The IMF also expects inflation in the Philippines to average 1.6 percent in 2025 and 2.6 percent in 2026.

The current account balance is projected to have a deficit of 3.8 percent of the Philippine gross domestic product in 2025 and a deficit of 3.5 percent of GDP in 2026. Unemployment is seen reaching 3.9 percent in both 2025 and 2026.

The IMF said the global economy is adjusting to a landscape reshaped by new policy measures. While some extremes of higher tariffs were tempered by subsequent deals and resets, the overall environment remains volatile, and temporary factors that supported activity in the first half of 2025—such as front-loading—are fading.

As a result, global growth projections in the latest WEO are revised upward relative to the April 2025 WEO but continue to mark a downward revision relative to the pre-policy-shift forecasts.

Global growth is projected to slow from 3.3 percent in 2024 to 3.2 percent in 2025 and 3.1 percent in 2026, with advanced economies growing around 1.5 percent and emerging market and developing economies just above 4.0 percent.

Inflation is projected to continue to decline globally, though with variation across countries: above target in the United States—with risks tilted to the upside—and subdued elsewhere.

The IMF said risks to the outlook are tilted to the downside, as they were in previous WEO reports.
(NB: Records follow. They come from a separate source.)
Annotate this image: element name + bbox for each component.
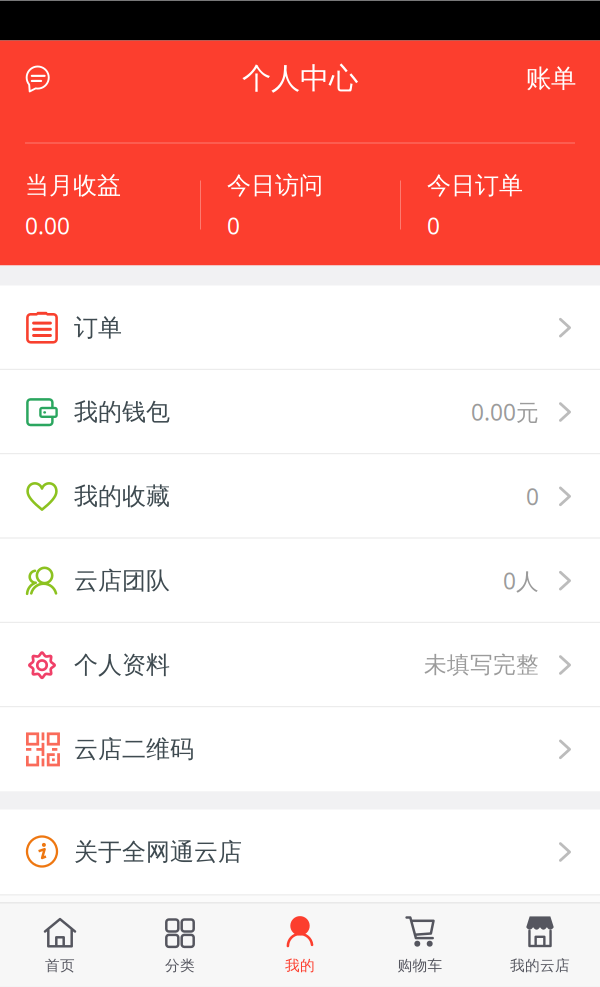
- staticText: 当月收益: [25, 171, 121, 200]
- staticText: 购物车: [398, 957, 442, 975]
- staticText: 0: [526, 481, 539, 511]
- staticText: 我的钱包: [74, 397, 170, 427]
- staticText: 今日访问: [227, 171, 323, 200]
- staticText: 账单: [526, 63, 576, 94]
- staticText: 今日订单: [427, 171, 523, 200]
- button[interactable]: 关于全网通云店: [0, 810, 600, 894]
- staticText: 分类: [165, 957, 195, 975]
- staticText: 首页: [45, 957, 75, 975]
- staticText: 未填写完整: [424, 651, 539, 679]
- staticText: 0.00: [25, 211, 70, 241]
- button[interactable]: 我的钱包: [0, 370, 600, 454]
- staticText: 我的收藏: [74, 482, 170, 511]
- staticText: 我的: [285, 957, 315, 975]
- staticText: 个人中心: [242, 60, 358, 96]
- staticText: 我的云店: [510, 957, 570, 975]
- button[interactable]: 账单: [516, 54, 586, 104]
- staticText: 个人资料: [74, 650, 170, 680]
- staticText: 云店二维码: [74, 735, 194, 764]
- staticText: 0.00元: [471, 397, 539, 427]
- button[interactable]: 云店团队: [0, 538, 600, 623]
- button[interactable]: 我的云店: [480, 904, 600, 986]
- staticText: 0人: [503, 566, 539, 596]
- button[interactable]: 我的: [240, 904, 360, 986]
- button[interactable]: 我的收藏: [0, 454, 600, 538]
- button[interactable]: 分类: [120, 904, 240, 986]
- staticText: 关于全网通云店: [74, 837, 242, 867]
- staticText: 0: [227, 211, 240, 241]
- button[interactable]: 购物车: [360, 904, 480, 986]
- button[interactable]: 消息: [12, 53, 64, 109]
- button[interactable]: 个人资料: [0, 623, 600, 707]
- button[interactable]: 首页: [0, 904, 120, 986]
- staticText: 订单: [74, 313, 122, 342]
- button[interactable]: 云店二维码: [0, 707, 600, 792]
- staticText: 云店团队: [74, 566, 170, 595]
- staticText: 0: [427, 211, 440, 241]
- button[interactable]: 订单: [0, 286, 600, 370]
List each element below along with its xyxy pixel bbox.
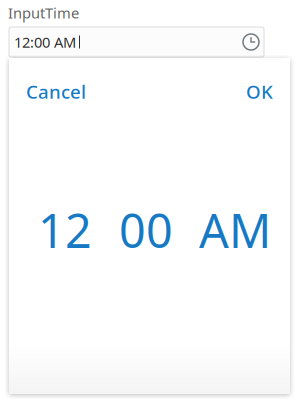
- button[interactable]: Hour: [38, 199, 92, 261]
- staticText: InputTime: [8, 3, 79, 22]
- staticText: 12:00 AM: [14, 32, 76, 52]
- staticText: 00: [119, 199, 173, 261]
- button[interactable]: Cancel: [26, 79, 86, 104]
- button[interactable]: 12:00 AM: [9, 27, 264, 57]
- staticText: Cancel: [26, 79, 86, 104]
- button[interactable]: Minute: [119, 199, 173, 261]
- button[interactable]: AM or PM: [199, 199, 271, 261]
- staticText: OK: [246, 79, 273, 104]
- button[interactable]: OK: [246, 79, 273, 104]
- staticText: 12: [38, 199, 92, 261]
- staticText: AM: [199, 199, 271, 261]
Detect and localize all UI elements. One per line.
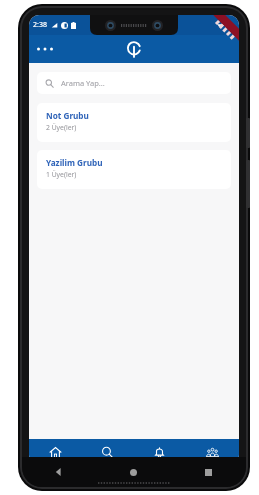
button[interactable]: Home	[29, 439, 81, 465]
button[interactable]: Home	[96, 457, 171, 487]
staticText: Not Grubu	[46, 110, 89, 121]
button[interactable]: Arama Yap...	[37, 72, 231, 94]
staticText: Arama Yap...	[61, 78, 105, 88]
button[interactable]: Notifications	[133, 439, 186, 465]
staticText: 1 Üye(ler)	[46, 170, 77, 179]
button[interactable]: Recents	[171, 457, 246, 487]
staticText: 2:38	[33, 20, 47, 30]
staticText: Yazilim Grubu	[46, 157, 103, 168]
staticText: 2 Üye(ler)	[46, 123, 77, 132]
button[interactable]: Groups	[186, 439, 239, 465]
button[interactable]: Yazilim Grubu	[37, 150, 231, 189]
button[interactable]: Back	[22, 457, 96, 487]
button[interactable]: Search	[81, 439, 133, 465]
button[interactable]: Not Grubu	[37, 103, 231, 142]
button[interactable]: Menu	[32, 36, 58, 62]
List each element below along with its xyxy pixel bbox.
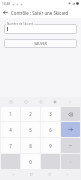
staticText: SAUVER — [34, 41, 47, 46]
staticText: 3 — [49, 111, 52, 117]
staticText: 8 — [29, 143, 32, 149]
button[interactable]: Home — [45, 170, 54, 179]
button[interactable]: Recents — [27, 170, 36, 179]
button[interactable]: Numéro de Skicard — [4, 22, 77, 34]
button[interactable]: 2 — [21, 107, 40, 121]
button[interactable]: Next — [61, 122, 80, 137]
staticText: 6 — [49, 127, 52, 133]
button[interactable]: GIF — [22, 98, 30, 106]
staticText: 0 — [29, 159, 32, 165]
button[interactable]: 5 — [21, 122, 40, 137]
button[interactable]: Dash — [61, 138, 80, 153]
button[interactable]: 1 — [1, 107, 20, 121]
staticText: 1 — [9, 111, 12, 117]
button[interactable]: 0 — [21, 154, 40, 169]
staticText: Numéro de Skicard — [7, 22, 33, 26]
staticText: 5 — [29, 127, 32, 133]
button[interactable]: Settings — [51, 98, 59, 106]
staticText: 7 — [9, 143, 12, 149]
button[interactable]: Clipboard — [37, 98, 45, 106]
staticText: 9 — [49, 143, 52, 149]
button[interactable]: Emoji — [7, 98, 15, 106]
button[interactable]: SAUVER — [4, 39, 77, 48]
button[interactable]: 3 — [41, 107, 60, 121]
button[interactable]: 7 — [1, 138, 20, 153]
button[interactable]: 4 — [1, 122, 20, 137]
button[interactable]: Backspace — [61, 107, 80, 121]
staticText: 4 — [9, 127, 12, 133]
button[interactable]: Back — [0, 7, 11, 18]
button[interactable]: 9 — [41, 138, 60, 153]
button[interactable]: 6 — [41, 122, 60, 137]
staticText: Contrôle : Saisir une Skicard — [11, 10, 69, 16]
staticText: 2 — [29, 111, 32, 117]
staticText: 14:48 — [2, 2, 11, 6]
button[interactable]: 8 — [21, 138, 40, 153]
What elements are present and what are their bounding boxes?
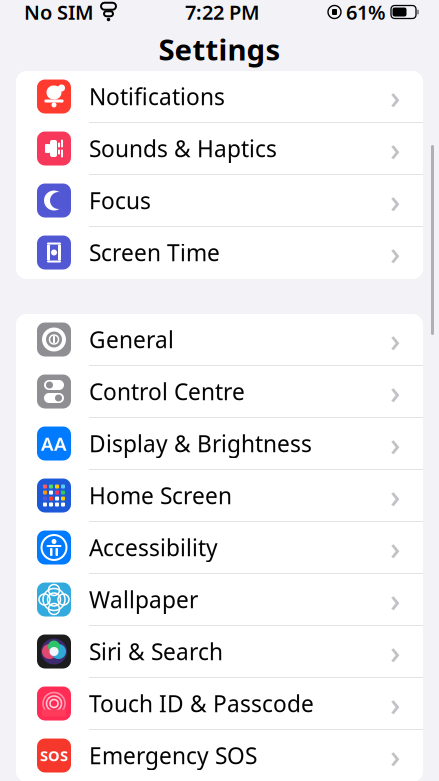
button[interactable]: AA bbox=[16, 418, 423, 470]
button[interactable]: Wallpaper bbox=[16, 574, 423, 626]
staticText: Emergency SOS bbox=[89, 740, 257, 770]
staticText: › bbox=[390, 422, 400, 465]
staticText: › bbox=[390, 179, 400, 222]
staticText: Touch ID & Passcode bbox=[89, 688, 314, 718]
staticText: › bbox=[390, 474, 400, 517]
staticText: › bbox=[390, 75, 400, 118]
staticText: Display & Brightness bbox=[89, 428, 312, 458]
staticText: SOS bbox=[40, 746, 68, 765]
staticText: › bbox=[390, 578, 400, 621]
button[interactable]: Screen Time bbox=[16, 227, 423, 279]
staticText: Accessibility bbox=[89, 532, 218, 562]
button[interactable]: General bbox=[16, 314, 423, 366]
button[interactable]: Siri & Search bbox=[16, 626, 423, 678]
staticText: 61% bbox=[346, 0, 386, 25]
staticText: Screen Time bbox=[89, 237, 220, 268]
staticText: › bbox=[390, 526, 400, 569]
button[interactable]: Home Screen bbox=[16, 470, 423, 522]
staticText: › bbox=[390, 630, 400, 673]
staticText: › bbox=[390, 734, 400, 777]
staticText: › bbox=[390, 682, 400, 725]
staticText: Siri & Search bbox=[89, 636, 223, 666]
button[interactable]: Focus bbox=[16, 175, 423, 227]
staticText: No SIM bbox=[24, 0, 94, 25]
button[interactable]: SOS bbox=[16, 730, 423, 781]
staticText: General bbox=[89, 324, 174, 354]
staticText: Control Centre bbox=[89, 376, 245, 406]
staticText: Sounds & Haptics bbox=[89, 133, 277, 164]
staticText: Wallpaper bbox=[89, 584, 198, 614]
staticText: Focus bbox=[89, 185, 151, 216]
staticText: Notifications bbox=[89, 81, 225, 112]
staticText: › bbox=[390, 127, 400, 170]
button[interactable]: Touch ID & Passcode bbox=[16, 678, 423, 730]
button[interactable]: Control Centre bbox=[16, 366, 423, 418]
staticText: Home Screen bbox=[89, 480, 232, 510]
staticText: › bbox=[390, 370, 400, 413]
button[interactable]: Notifications bbox=[16, 71, 423, 123]
staticText: 7:22 PM bbox=[185, 0, 260, 25]
staticText: › bbox=[390, 231, 400, 274]
staticText: › bbox=[390, 318, 400, 361]
staticText: AA bbox=[41, 431, 67, 456]
button[interactable]: Accessibility bbox=[16, 522, 423, 574]
button[interactable]: Sounds & Haptics bbox=[16, 123, 423, 175]
staticText: Settings bbox=[158, 30, 280, 68]
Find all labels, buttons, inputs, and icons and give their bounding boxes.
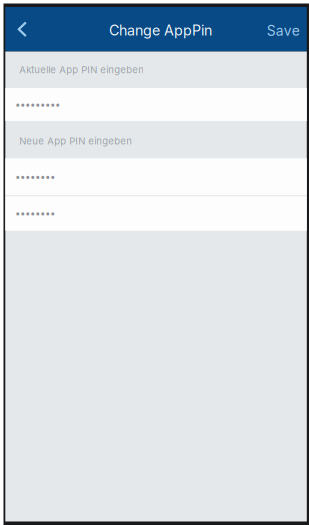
button[interactable]: ••••••••: [5, 196, 307, 231]
button[interactable]: Save: [267, 7, 307, 51]
staticText: Save: [267, 22, 300, 39]
button[interactable]: ••••••••: [5, 158, 307, 196]
staticText: ••••••••: [15, 205, 55, 222]
button[interactable]: •••••••••: [5, 88, 307, 121]
button[interactable]: Back: [5, 7, 39, 51]
staticText: Aktuelle App PIN eingeben: [19, 64, 144, 76]
staticText: Neue App PIN eingeben: [19, 135, 132, 147]
staticText: Change AppPin: [109, 22, 212, 39]
staticText: ••••••••: [15, 168, 55, 186]
staticText: •••••••••: [15, 96, 60, 113]
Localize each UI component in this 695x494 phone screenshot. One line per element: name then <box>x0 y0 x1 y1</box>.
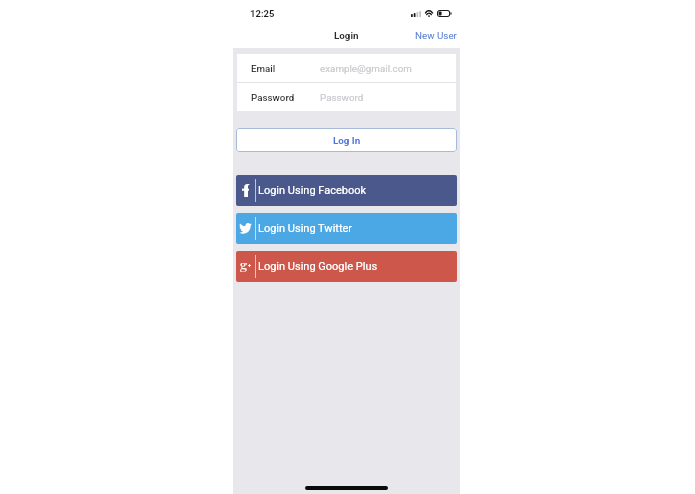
button[interactable]: Email <box>237 54 456 82</box>
staticText: New User <box>415 30 457 41</box>
staticText: Email <box>251 63 276 74</box>
button[interactable]: New User <box>409 27 460 44</box>
staticText: Login Using Twitter <box>258 222 353 235</box>
other: Wi-Fi <box>424 10 434 17</box>
button[interactable]: Twitter <box>236 213 457 244</box>
other: Google Plus <box>240 256 252 278</box>
other: Facebook <box>242 184 249 197</box>
staticText: Login <box>334 30 359 41</box>
button[interactable]: Password <box>237 83 456 111</box>
staticText: example@gmail.com <box>320 63 412 74</box>
button[interactable]: Facebook <box>236 175 457 206</box>
button[interactable]: Log In <box>236 128 457 152</box>
staticText: Password <box>251 92 295 103</box>
staticText: Log In <box>333 135 361 146</box>
staticText: Login Using Google Plus <box>258 260 378 273</box>
staticText: 12:25 <box>250 8 275 19</box>
staticText: Password <box>320 92 364 103</box>
staticText: g <box>240 255 248 273</box>
other: Battery <box>437 10 452 17</box>
staticText: Login Using Facebook <box>258 184 367 197</box>
button[interactable]: Google Plus <box>236 251 457 282</box>
other: Cellular signal <box>411 11 421 17</box>
other: Twitter <box>239 223 252 234</box>
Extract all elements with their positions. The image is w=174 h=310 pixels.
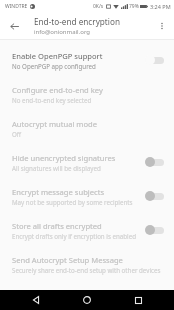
button[interactable]: Toggle xyxy=(144,53,166,67)
button[interactable]: Encrypt message subjects xyxy=(0,179,174,213)
staticText: Hide unencrypted signatures xyxy=(12,153,116,163)
button[interactable]: Navigate up xyxy=(3,15,25,37)
staticText: Send Autocrypt Setup Message xyxy=(12,255,123,265)
button[interactable]: Store all drafts encrypted xyxy=(0,213,174,247)
button[interactable]: Recents xyxy=(123,290,153,310)
staticText: Securely share end-to-end setup with oth… xyxy=(12,266,161,274)
button[interactable]: Toggle xyxy=(144,155,166,169)
staticText: No end-to-end key selected xyxy=(12,96,92,104)
staticText: All signatures will be displayed xyxy=(12,164,101,172)
button[interactable]: Back xyxy=(21,290,51,310)
staticText: 3:24 PM xyxy=(150,3,171,10)
button[interactable]: Hide unencrypted signatures xyxy=(0,145,174,179)
staticText: 79% xyxy=(129,3,139,10)
staticText: Store all drafts encrypted xyxy=(12,221,102,231)
staticText: Encrypt drafts only if encryption is ena… xyxy=(12,232,136,240)
button[interactable]: Home xyxy=(72,290,102,310)
staticText: Enable OpenPGP support xyxy=(12,51,103,61)
staticText: Configure end-to-end key xyxy=(12,85,103,95)
staticText: info@onionmail.org xyxy=(34,28,90,36)
staticText: No OpenPGP app configured xyxy=(12,62,96,70)
staticText: Autocrypt mutual mode xyxy=(12,119,97,129)
staticText: May not be supported by some recipients xyxy=(12,198,133,206)
staticText: 0K/s xyxy=(93,3,104,10)
staticText: End-to-end encryption xyxy=(34,16,120,27)
button[interactable]: Toggle xyxy=(144,189,166,203)
button[interactable]: Toggle xyxy=(144,223,166,237)
staticText: WINDTRE xyxy=(5,3,28,10)
staticText: Encrypt message subjects xyxy=(12,187,105,197)
staticText: Off xyxy=(12,130,22,138)
button[interactable]: Enable OpenPGP support xyxy=(0,43,174,77)
button[interactable]: Configure end-to-end key xyxy=(0,77,174,111)
button[interactable]: Send Autocrypt Setup Message xyxy=(0,247,174,281)
button[interactable]: More options xyxy=(152,16,172,36)
button[interactable]: Autocrypt mutual mode xyxy=(0,111,174,145)
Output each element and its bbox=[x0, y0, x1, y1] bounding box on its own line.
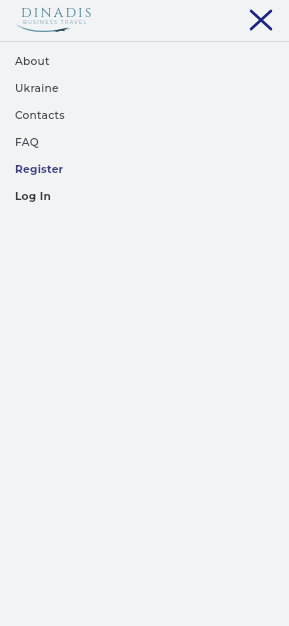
button[interactable]: Log In bbox=[0, 183, 289, 210]
button[interactable]: Ukraine bbox=[0, 75, 289, 102]
staticText: DINADIS bbox=[21, 4, 94, 22]
staticText: About bbox=[15, 55, 50, 68]
button[interactable]: Close menu bbox=[246, 5, 276, 35]
staticText: Contacts bbox=[15, 109, 65, 122]
button[interactable]: FAQ bbox=[0, 129, 289, 156]
staticText: FAQ bbox=[15, 136, 39, 149]
button[interactable]: Register bbox=[0, 156, 289, 183]
staticText: Log In bbox=[15, 190, 52, 203]
button[interactable]: About bbox=[0, 48, 289, 75]
staticText: Register bbox=[15, 163, 64, 176]
staticText: BUSINESS TRAVEL bbox=[23, 19, 88, 25]
staticText: Ukraine bbox=[15, 82, 59, 95]
button[interactable]: Contacts bbox=[0, 102, 289, 129]
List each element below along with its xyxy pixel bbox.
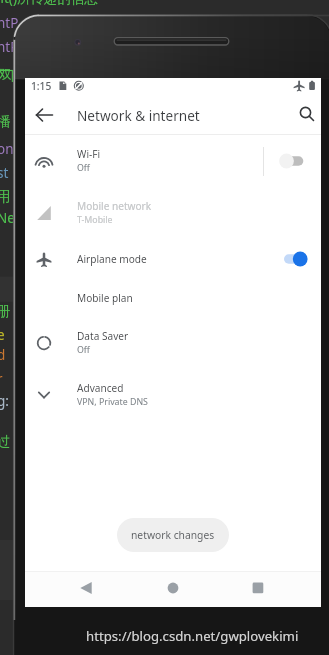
button[interactable]: Advanced xyxy=(25,369,321,421)
staticText: g: xyxy=(0,392,9,410)
button[interactable]: Wi-Fi xyxy=(25,135,321,187)
staticText: 1:15 xyxy=(31,79,52,93)
staticText: VPN, Private DNS xyxy=(77,396,148,408)
staticText: 册 xyxy=(0,303,11,320)
staticText: network changes xyxy=(131,528,215,542)
button[interactable]: Data Saver xyxy=(25,317,321,369)
staticText: r xyxy=(0,370,3,388)
staticText: 播 xyxy=(0,113,11,130)
staticText: Off xyxy=(77,344,90,356)
staticText: Airplane mode xyxy=(77,252,147,266)
staticText: 过 xyxy=(0,433,11,450)
button[interactable]: Wi-Fi switch xyxy=(279,150,313,172)
staticText: Ne xyxy=(0,209,15,227)
button[interactable]: Mobile network xyxy=(25,187,321,239)
staticText: ent()所传递的信息 xyxy=(0,0,98,7)
staticText: 用 xyxy=(0,188,11,205)
button[interactable]: Airplane mode xyxy=(25,239,321,278)
button[interactable]: Mobile plan xyxy=(25,278,321,317)
staticText: d xyxy=(0,346,6,364)
button[interactable]: Home xyxy=(159,574,187,602)
button[interactable]: Airplane mode switch xyxy=(279,248,313,270)
staticText: Advanced xyxy=(77,381,124,395)
button[interactable]: Navigate up xyxy=(33,101,59,127)
staticText: e xyxy=(0,326,5,344)
button[interactable]: network changes xyxy=(117,518,229,552)
staticText: ntP xyxy=(0,38,19,56)
button[interactable]: Search xyxy=(294,101,320,127)
staticText: Mobile plan xyxy=(77,291,133,305)
staticText: ntP xyxy=(0,14,19,32)
staticText: 双 xyxy=(0,67,12,83)
staticText: Wi-Fi xyxy=(77,147,101,161)
staticText: T-Mobile xyxy=(77,214,113,226)
button[interactable]: Back xyxy=(72,574,100,602)
staticText: on xyxy=(0,140,14,158)
staticText: Off xyxy=(77,162,90,174)
staticText: st xyxy=(0,164,9,182)
staticText: Mobile network xyxy=(77,199,152,213)
staticText: Network & internet xyxy=(77,106,200,125)
staticText: Data Saver xyxy=(77,329,129,343)
staticText: https://blog.csdn.net/gwplovekimi xyxy=(86,627,299,645)
button[interactable]: Recent apps xyxy=(244,574,272,602)
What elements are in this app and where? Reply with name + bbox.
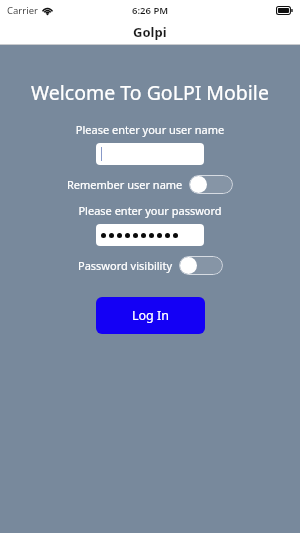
button[interactable] xyxy=(96,224,204,246)
button[interactable]: Toggle xyxy=(189,175,233,194)
staticText: Please enter your password xyxy=(0,203,300,218)
staticText: Please enter your user name xyxy=(0,122,300,137)
staticText: Remember user name xyxy=(67,177,183,192)
staticText: Welcome To GoLPI Mobile xyxy=(0,79,300,106)
staticText: Golpi xyxy=(133,23,167,41)
staticText: 6:26 PM xyxy=(132,4,169,17)
button[interactable] xyxy=(96,143,204,165)
button[interactable]: Toggle xyxy=(179,256,223,275)
button[interactable]: Log In xyxy=(96,297,205,334)
staticText: Carrier xyxy=(7,4,38,17)
staticText: Password visibility xyxy=(78,258,173,273)
staticText: Log In xyxy=(132,307,170,324)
The IMF said that prolonged uncertainty, more protectionism and labor supply shocks could reduce growth, while fiscal vulnerabilities, potential financial market corrections and erosion of institutions could threaten stability.

It urged policymakers to restore confidence through credible, transparent, and sustainable policies. It said that trade diplomacy should be paired with macroeconomic adjustment, fiscal buffers should be rebuilt, central bank independence should be preserved and efforts on structural reforms should be redoubled.

“Global growth is projected to slow from 3.3 percent in 2024 to 3.2 percent in 2025 and to 3.1 percent in 2026. This is an improvement relative to the July WEO Update—but cumulatively 0.2 percentage point below forecasts made before the policy shifts in the October 2024 WEO, with the slowdown reflecting headwinds from uncertainty and protectionism, even though the tariff shock is smaller than originally announced,” the IMF said.

World trade volume is forecast to grow at an average rate of 2.9 percent in 2025-2026—boosted by front-loading in 2025 yet still much slower than the 3.5 percent growth rate in 2024—with persistent trade fragmentation limiting gains, it said.